Es geht hier nicht um Kleinigkeiten. Die
öffentliche Hand in Deutschland beschafft jährlich Waren im Wert von 250 Milliarden
Euro. Europaweit sind es nach Angaben von Norbert Portz vom Städte- und
Gemeindebund sogar 1,5 Billionen Euro. Das ist eine Nachfragemacht, die für
Peter Bleser, Parlamentarischer Staatssekretär aus dem
Bundeslandwirtschaftsministerium, forciert werden müsse. Die Kommunen könnten
hier eine Vorreiterrolle einnehmen und regionale Wertschöpfungsketten anstoßen
und Arbeitsplätze im ländlichen Raum sichern.
Ab 2012 wird ein „Wertschöpfungsrechner“
freigeschaltet, der die Evaluierung von Anlagen für erneuerbare Energien
ermittelt.
Biopolymere für alle
Die stoffliche Nutzung wird meist noch
unterschätzt. Ziel ist der Ersatz fossiler Biopolymere in der Pharmazie und für
Werkstoffe. Nach Christian Schulz vom Institut für Biokunststoffe und
Bioverbundwerkstoffe der Fachhochschule Hannover ist das derzeit ein äußerst
dynamischer Markt mit Wachstumsraten von 20 Prozent im Jahr. In diesem Jahr
werden etwa 1,2 Millionen Tonnen Biopolymere aus nachwachsenden Rohstoffen im
Wert von 4,5 Milliarden Euro erzeugt. In vier Jahren werden sich Handelsvolumen
und Umsatz fast verdoppelt haben. Weltweit wird dafür Biomasse auf etwa 15
Millionen Hektar angebaut. In Europa sind es 1,8 Millionen und in Deutschland
0,17 Millionen Hektar.
Trotzdem ist das Anteil am Gesamtkunststoffmarkt
mit nur einem Prozent noch sehr bescheiden. Weltweit müssen 250 Millionen
Tonnen Kunststoffe substituiert werden. Derzeit werden 0,03 Prozent der
weltweiten Ackerfläche für die stoffliche Nutzung beansprucht. Sollten alle
petrochemischen Stoffe für den Automobilbau ersetzt werden, würden 0,3 Prozent
der Weltackerfläche benötigt. Für den Ersatz aller Kunststoffe würden vier
Prozent der Ackerfläche genutzt werden müssen.
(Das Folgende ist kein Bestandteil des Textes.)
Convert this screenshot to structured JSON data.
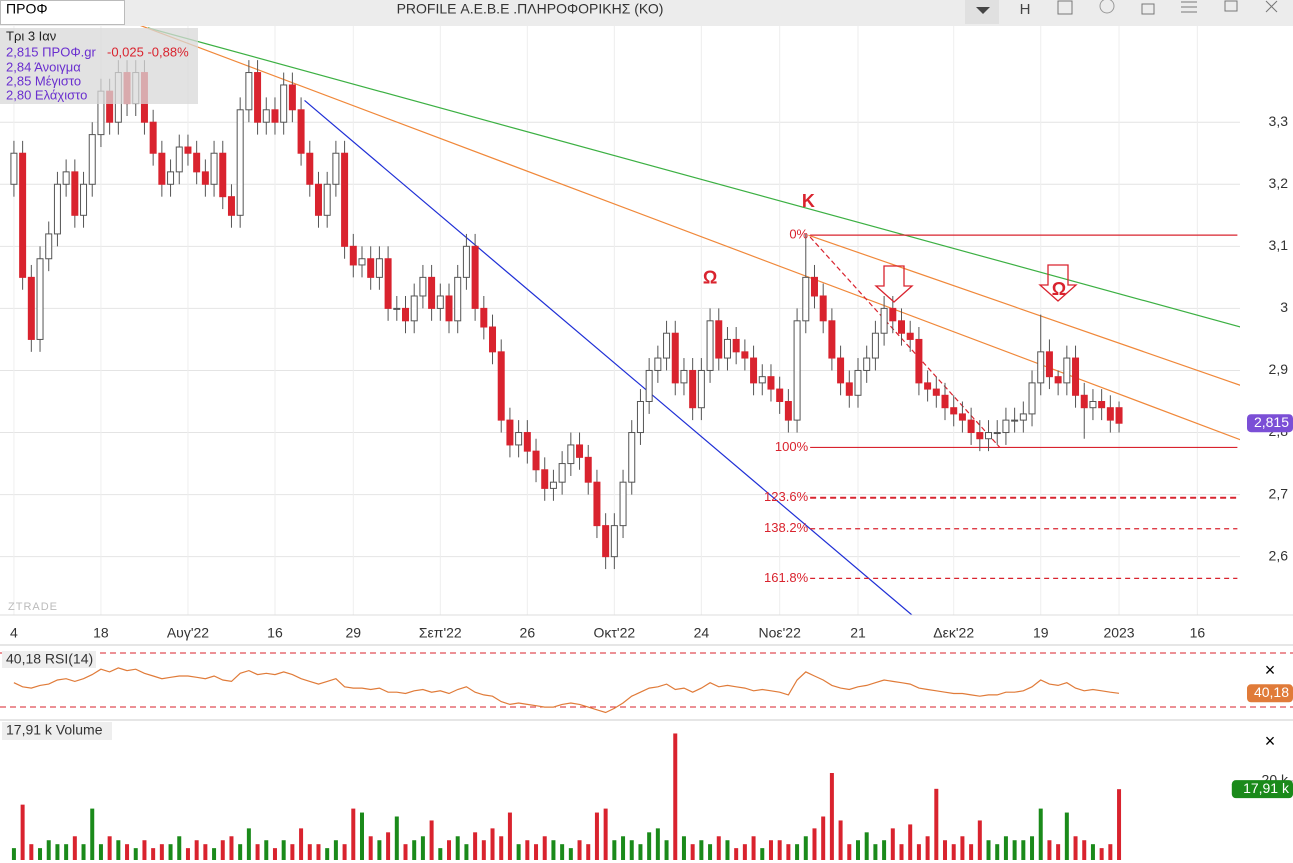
{
  "window": {
    "tab": "ΠΡΟΦ",
    "title": "PROFILE Α.Ε.Β.Ε .ΠΛΗΡΟΦΟΡΙΚΗΣ (ΚΟ)",
    "button": "H",
    "close": "×"
  },
  "info": {
    "date": "Τρι 3 Ιαν",
    "price": "2,815 ΠΡΟΦ.gr",
    "change": "-0,025 -0,88%",
    "lines": [
      "2,84 Άνοιγμα",
      "2,85 Μέγιστο",
      "2,80 Ελάχιστο"
    ]
  },
  "chart_data": [
    {
      "type": "candlestick",
      "watermark": "ZTRADE",
      "grid": true,
      "up_color": "#ffffff",
      "down_color": "#d9232e",
      "outline": "#555555",
      "xlim": [
        -1.6,
        140.9
      ],
      "ylim": [
        2.506,
        3.455
      ],
      "xticks": [
        {
          "value": 0,
          "label": "4"
        },
        {
          "value": 10,
          "label": "18"
        },
        {
          "value": 20,
          "label": "Αυγ'22"
        },
        {
          "value": 30,
          "label": "16"
        },
        {
          "value": 39,
          "label": "29"
        },
        {
          "value": 49,
          "label": "Σεπ'22"
        },
        {
          "value": 59,
          "label": "26"
        },
        {
          "value": 69,
          "label": "Οκτ'22"
        },
        {
          "value": 79,
          "label": "24"
        },
        {
          "value": 88,
          "label": "Νοε'22"
        },
        {
          "value": 97,
          "label": "21"
        },
        {
          "value": 108,
          "label": "Δεκ'22"
        },
        {
          "value": 118,
          "label": "19"
        },
        {
          "value": 127,
          "label": "2023"
        },
        {
          "value": 136,
          "label": "16"
        }
      ],
      "yticks": [
        {
          "value": 2.6,
          "label": "2,6"
        },
        {
          "value": 2.7,
          "label": "2,7"
        },
        {
          "value": 2.8,
          "label": "2,8"
        },
        {
          "value": 2.9,
          "label": "2,9"
        },
        3,
        {
          "value": 3.1,
          "label": "3,1"
        },
        {
          "value": 3.2,
          "label": "3,2"
        },
        {
          "value": 3.3,
          "label": "3,3"
        }
      ],
      "candles": [
        [
          3.2,
          3.27,
          3.18,
          3.25
        ],
        [
          3.25,
          3.27,
          3.03,
          3.05
        ],
        [
          3.05,
          3.07,
          2.93,
          2.95
        ],
        [
          2.95,
          3.1,
          2.93,
          3.08
        ],
        [
          3.08,
          3.14,
          3.06,
          3.12
        ],
        [
          3.12,
          3.22,
          3.1,
          3.2
        ],
        [
          3.2,
          3.24,
          3.18,
          3.22
        ],
        [
          3.22,
          3.24,
          3.13,
          3.15
        ],
        [
          3.15,
          3.22,
          3.13,
          3.2
        ],
        [
          3.2,
          3.3,
          3.18,
          3.28
        ],
        [
          3.28,
          3.37,
          3.26,
          3.35
        ],
        [
          3.35,
          3.37,
          3.28,
          3.3
        ],
        [
          3.3,
          3.4,
          3.28,
          3.38
        ],
        [
          3.38,
          3.4,
          3.31,
          3.33
        ],
        [
          3.33,
          3.4,
          3.31,
          3.38
        ],
        [
          3.38,
          3.4,
          3.28,
          3.3
        ],
        [
          3.3,
          3.32,
          3.23,
          3.25
        ],
        [
          3.25,
          3.27,
          3.18,
          3.2
        ],
        [
          3.2,
          3.24,
          3.18,
          3.22
        ],
        [
          3.22,
          3.28,
          3.2,
          3.26
        ],
        [
          3.26,
          3.28,
          3.23,
          3.25
        ],
        [
          3.25,
          3.27,
          3.2,
          3.22
        ],
        [
          3.22,
          3.24,
          3.18,
          3.2
        ],
        [
          3.2,
          3.27,
          3.18,
          3.25
        ],
        [
          3.25,
          3.27,
          3.16,
          3.18
        ],
        [
          3.18,
          3.2,
          3.13,
          3.15
        ],
        [
          3.15,
          3.34,
          3.13,
          3.32
        ],
        [
          3.32,
          3.4,
          3.3,
          3.38
        ],
        [
          3.38,
          3.4,
          3.28,
          3.3
        ],
        [
          3.3,
          3.34,
          3.28,
          3.32
        ],
        [
          3.32,
          3.34,
          3.28,
          3.3
        ],
        [
          3.3,
          3.38,
          3.28,
          3.36
        ],
        [
          3.36,
          3.38,
          3.3,
          3.32
        ],
        [
          3.32,
          3.34,
          3.23,
          3.25
        ],
        [
          3.25,
          3.27,
          3.18,
          3.2
        ],
        [
          3.2,
          3.22,
          3.13,
          3.15
        ],
        [
          3.15,
          3.22,
          3.13,
          3.2
        ],
        [
          3.2,
          3.27,
          3.18,
          3.25
        ],
        [
          3.25,
          3.27,
          3.08,
          3.1
        ],
        [
          3.1,
          3.12,
          3.05,
          3.07
        ],
        [
          3.07,
          3.1,
          3.05,
          3.08
        ],
        [
          3.08,
          3.1,
          3.03,
          3.05
        ],
        [
          3.05,
          3.1,
          3.03,
          3.08
        ],
        [
          3.08,
          3.1,
          2.98,
          3.0
        ],
        [
          3.0,
          3.02,
          2.98,
          3.0
        ],
        [
          3.0,
          3.02,
          2.96,
          2.98
        ],
        [
          2.98,
          3.04,
          2.96,
          3.02
        ],
        [
          3.02,
          3.07,
          3.0,
          3.05
        ],
        [
          3.05,
          3.07,
          2.98,
          3.0
        ],
        [
          3.0,
          3.04,
          2.98,
          3.02
        ],
        [
          3.02,
          3.04,
          2.96,
          2.98
        ],
        [
          2.98,
          3.07,
          2.96,
          3.05
        ],
        [
          3.05,
          3.12,
          3.03,
          3.1
        ],
        [
          3.1,
          3.12,
          2.98,
          3.0
        ],
        [
          3.0,
          3.02,
          2.95,
          2.97
        ],
        [
          2.97,
          2.99,
          2.91,
          2.93
        ],
        [
          2.93,
          2.95,
          2.8,
          2.82
        ],
        [
          2.82,
          2.84,
          2.76,
          2.78
        ],
        [
          2.78,
          2.82,
          2.76,
          2.8
        ],
        [
          2.8,
          2.82,
          2.75,
          2.77
        ],
        [
          2.77,
          2.79,
          2.72,
          2.74
        ],
        [
          2.74,
          2.76,
          2.69,
          2.71
        ],
        [
          2.71,
          2.74,
          2.69,
          2.72
        ],
        [
          2.72,
          2.77,
          2.7,
          2.75
        ],
        [
          2.75,
          2.8,
          2.73,
          2.78
        ],
        [
          2.78,
          2.8,
          2.74,
          2.76
        ],
        [
          2.76,
          2.78,
          2.7,
          2.72
        ],
        [
          2.72,
          2.74,
          2.63,
          2.65
        ],
        [
          2.65,
          2.67,
          2.58,
          2.6
        ],
        [
          2.6,
          2.67,
          2.58,
          2.65
        ],
        [
          2.65,
          2.74,
          2.63,
          2.72
        ],
        [
          2.72,
          2.82,
          2.7,
          2.8
        ],
        [
          2.8,
          2.87,
          2.78,
          2.85
        ],
        [
          2.85,
          2.92,
          2.83,
          2.9
        ],
        [
          2.9,
          2.94,
          2.88,
          2.92
        ],
        [
          2.92,
          2.98,
          2.9,
          2.96
        ],
        [
          2.96,
          2.98,
          2.86,
          2.88
        ],
        [
          2.88,
          2.92,
          2.86,
          2.9
        ],
        [
          2.9,
          2.92,
          2.82,
          2.84
        ],
        [
          2.84,
          2.92,
          2.82,
          2.9
        ],
        [
          2.9,
          3.0,
          2.88,
          2.98
        ],
        [
          2.98,
          3.0,
          2.9,
          2.92
        ],
        [
          2.92,
          2.97,
          2.9,
          2.95
        ],
        [
          2.95,
          2.97,
          2.91,
          2.93
        ],
        [
          2.93,
          2.95,
          2.9,
          2.92
        ],
        [
          2.92,
          2.94,
          2.86,
          2.88
        ],
        [
          2.88,
          2.91,
          2.86,
          2.89
        ],
        [
          2.89,
          2.91,
          2.85,
          2.87
        ],
        [
          2.87,
          2.89,
          2.83,
          2.85
        ],
        [
          2.85,
          2.87,
          2.8,
          2.82
        ],
        [
          2.82,
          3.0,
          2.8,
          2.98
        ],
        [
          2.98,
          3.12,
          2.96,
          3.05
        ],
        [
          3.05,
          3.07,
          3.0,
          3.02
        ],
        [
          3.02,
          3.04,
          2.96,
          2.98
        ],
        [
          2.98,
          3.0,
          2.9,
          2.92
        ],
        [
          2.92,
          2.94,
          2.86,
          2.88
        ],
        [
          2.88,
          2.9,
          2.84,
          2.86
        ],
        [
          2.86,
          2.92,
          2.84,
          2.9
        ],
        [
          2.9,
          2.94,
          2.88,
          2.92
        ],
        [
          2.92,
          2.98,
          2.9,
          2.96
        ],
        [
          2.96,
          3.02,
          2.94,
          3.0
        ],
        [
          3.0,
          3.02,
          2.96,
          2.98
        ],
        [
          2.98,
          3.0,
          2.94,
          2.96
        ],
        [
          2.96,
          2.98,
          2.93,
          2.95
        ],
        [
          2.95,
          2.97,
          2.86,
          2.88
        ],
        [
          2.88,
          2.9,
          2.85,
          2.87
        ],
        [
          2.87,
          2.89,
          2.84,
          2.86
        ],
        [
          2.86,
          2.88,
          2.82,
          2.84
        ],
        [
          2.84,
          2.86,
          2.81,
          2.83
        ],
        [
          2.83,
          2.85,
          2.8,
          2.82
        ],
        [
          2.82,
          2.84,
          2.78,
          2.8
        ],
        [
          2.8,
          2.82,
          2.77,
          2.79
        ],
        [
          2.79,
          2.82,
          2.77,
          2.8
        ],
        [
          2.8,
          2.82,
          2.78,
          2.8
        ],
        [
          2.8,
          2.84,
          2.78,
          2.82
        ],
        [
          2.82,
          2.84,
          2.8,
          2.82
        ],
        [
          2.82,
          2.85,
          2.8,
          2.83
        ],
        [
          2.83,
          2.9,
          2.81,
          2.88
        ],
        [
          2.88,
          2.99,
          2.86,
          2.93
        ],
        [
          2.93,
          2.95,
          2.87,
          2.89
        ],
        [
          2.89,
          2.9,
          2.86,
          2.88
        ],
        [
          2.88,
          2.94,
          2.86,
          2.92
        ],
        [
          2.92,
          2.94,
          2.84,
          2.86
        ],
        [
          2.86,
          2.88,
          2.79,
          2.84
        ],
        [
          2.84,
          2.87,
          2.82,
          2.85
        ],
        [
          2.85,
          2.87,
          2.82,
          2.84
        ],
        [
          2.84,
          2.86,
          2.8,
          2.82
        ],
        [
          2.84,
          2.85,
          2.8,
          2.815
        ]
      ],
      "last_value": {
        "value": 2.815,
        "label": "2,815",
        "color": "#7b4fd6"
      },
      "trendlines": [
        {
          "color": "#1f2fd6",
          "points": [
            [
              33.4,
              3.335
            ],
            [
              103.2,
              2.506
            ]
          ]
        },
        {
          "color": "#3cb043",
          "points": [
            [
              15.4,
              3.452
            ],
            [
              146.7,
              2.948
            ]
          ]
        },
        {
          "color": "#f0883a",
          "points": [
            [
              14.5,
              3.456
            ],
            [
              146.7,
              2.758
            ]
          ]
        },
        {
          "color": "#f0883a",
          "points": [
            [
              91.3,
              3.118
            ],
            [
              146.7,
              2.848
            ]
          ]
        },
        {
          "color": "#d9232e",
          "dashed": true,
          "points": [
            [
              91.5,
              3.115
            ],
            [
              113.3,
              2.776
            ]
          ]
        }
      ],
      "fibonacci": {
        "color": "#d9232e",
        "x_range": [
          91.5,
          140.6
        ],
        "levels": [
          {
            "label": "0%",
            "value": 3.118
          },
          {
            "label": "100%",
            "value": 2.776
          },
          {
            "label": "123.6%",
            "value": 2.695
          },
          {
            "label": "138.2%",
            "value": 2.645
          },
          {
            "label": "161.8%",
            "value": 2.565
          }
        ]
      },
      "annotations": [
        {
          "text": "K",
          "x": 91.3,
          "y": 3.171
        },
        {
          "text": "Ω",
          "x": 80,
          "y": 3.048
        },
        {
          "text": "Ω",
          "x": 120.1,
          "y": 3.029
        }
      ]
    },
    {
      "type": "line",
      "title": "40,18 RSI(14)",
      "color": "#e07b39",
      "ylim": [
        21.9,
        73.7
      ],
      "levels": [
        70,
        30
      ],
      "level_color": "#d9232e",
      "values": [
        48,
        45,
        44,
        46,
        47,
        50,
        51,
        49,
        51,
        54,
        58,
        56,
        59,
        57,
        58,
        55,
        53,
        51,
        52,
        53,
        53,
        52,
        51,
        53,
        50,
        49,
        55,
        57,
        54,
        55,
        54,
        56,
        54,
        51,
        49,
        47,
        49,
        51,
        45,
        44,
        44,
        43,
        44,
        41,
        41,
        40,
        42,
        43,
        41,
        42,
        40,
        43,
        45,
        41,
        39,
        38,
        34,
        32,
        33,
        32,
        31,
        30,
        30,
        32,
        33,
        32,
        30,
        28,
        26,
        29,
        33,
        38,
        41,
        44,
        45,
        47,
        43,
        44,
        41,
        44,
        48,
        45,
        46,
        45,
        44,
        42,
        43,
        42,
        41,
        39,
        50,
        56,
        53,
        50,
        46,
        44,
        43,
        45,
        46,
        48,
        50,
        49,
        48,
        47,
        44,
        43,
        42,
        41,
        40,
        40,
        39,
        38,
        39,
        39,
        41,
        41,
        42,
        45,
        50,
        47,
        46,
        48,
        44,
        42,
        43,
        42,
        41,
        40.18
      ],
      "last_value": {
        "value": 40.18,
        "label": "40,18",
        "color": "#e07b39"
      }
    },
    {
      "type": "bar",
      "title": "17,91 k Volume",
      "up_color": "#1a8a1a",
      "down_color": "#d9232e",
      "ylim": [
        0,
        34.9
      ],
      "yticks": [
        {
          "value": 20,
          "label": "20 k"
        }
      ],
      "values": [
        3,
        14,
        4,
        3,
        5,
        4,
        4,
        6,
        4,
        13,
        4,
        6,
        5,
        4,
        3,
        5,
        3,
        4,
        4,
        6,
        3,
        5,
        4,
        3,
        5,
        6,
        4,
        8,
        4,
        5,
        3,
        5,
        4,
        8,
        4,
        4,
        3,
        5,
        4,
        13,
        12,
        6,
        5,
        7,
        11,
        4,
        5,
        6,
        10,
        3,
        5,
        6,
        4,
        7,
        5,
        8,
        6,
        12,
        4,
        5,
        4,
        6,
        5,
        4,
        3,
        5,
        4,
        12,
        13,
        5,
        6,
        5,
        4,
        7,
        8,
        5,
        32,
        6,
        4,
        5,
        4,
        6,
        5,
        3,
        4,
        6,
        3,
        5,
        5,
        4,
        4,
        6,
        8,
        11,
        22,
        10,
        4,
        5,
        7,
        4,
        5,
        8,
        4,
        9,
        4,
        6,
        18,
        5,
        4,
        6,
        4,
        10,
        5,
        4,
        6,
        5,
        5,
        6,
        13,
        5,
        4,
        12,
        6,
        5,
        4,
        3,
        4,
        17.91
      ],
      "last_value": {
        "value": 17.91,
        "label": "17,91 k",
        "color": "#1a8a1a"
      }
    }
  ]
}
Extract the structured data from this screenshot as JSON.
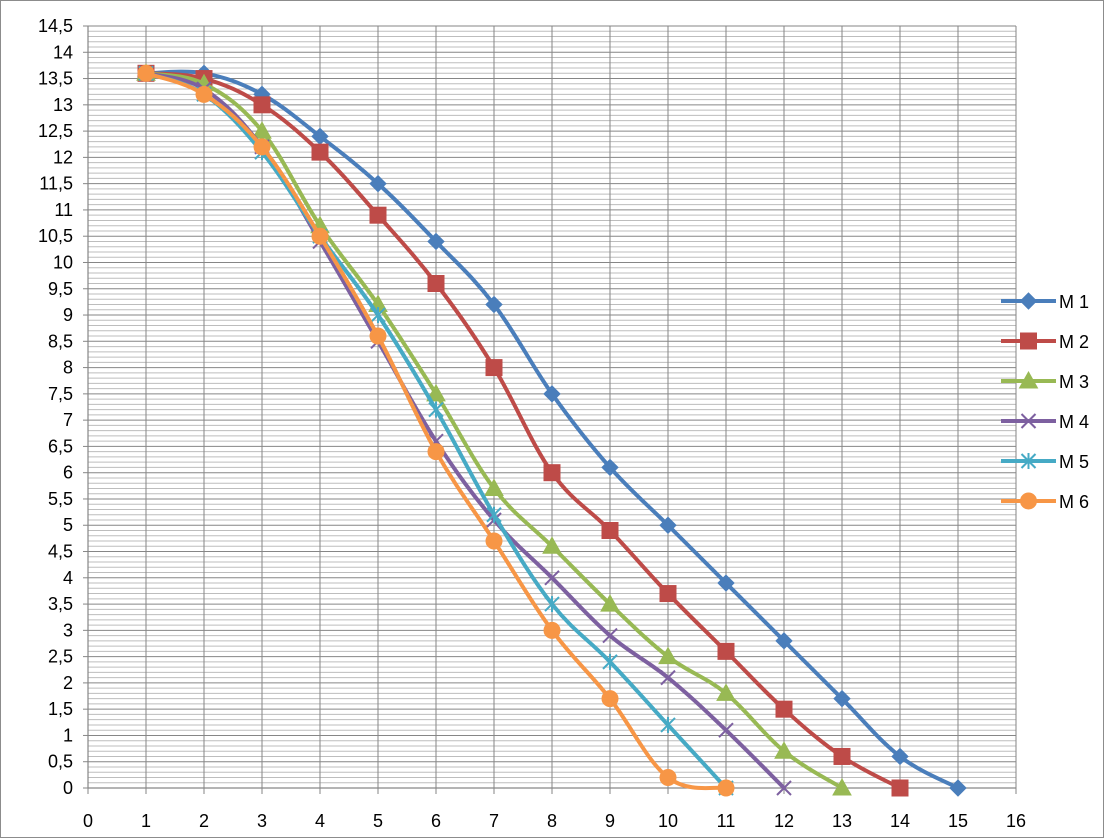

Schon heute reichen die Anwendungen von der
Tragetasche über die Ummantelung eines USB-Sticks bis hin zur
Computer-Tastatur.
Das Umschwenken
Die Umstellung des öffentlichen
Beschaffungswesens ist jedoch keine leichte Aufgabe. Es sind tatsächlich
monetäre Schätze zu heben. Prof. Dr. Edeltraud Günther von der Technischen
Universität Dresden führt an, dass beispielsweise beim Stand-by von
Bürogeräten, Austausch der Straßenbeleuchtung oder regenerative Klimasysteme
negative Vermeidungskosten für Kohlendioxid auftreten. Je eingesparte Tonne Co2
werden auch Kosten eingespart. Im Jahr 2020 könnten Kommunen auf diese Weise
mehr als 5,5 Milliarden Euro negative Vermeidungskosten anhäufen. Aber weil
meist das Budget für die Investitionen fehlt, wird dieser Schatz nicht gehoben.
Hinzu kommen noch andere Gründe.
Zielkonflikte und Machtstrukturen sowie Kompetenzgerangel sind nach Dr. Günther
Hemmnisse für eine Umsetzung. Norbert Portz bringt es auf den Punkt: Die
Umsetzung ist meist Chefsache gegen die ein wissender Sachbearbeiter letztlich
nicht argumentieren kann.
Information
Die Lösung müsse auf zwei Ebenen stattfinden.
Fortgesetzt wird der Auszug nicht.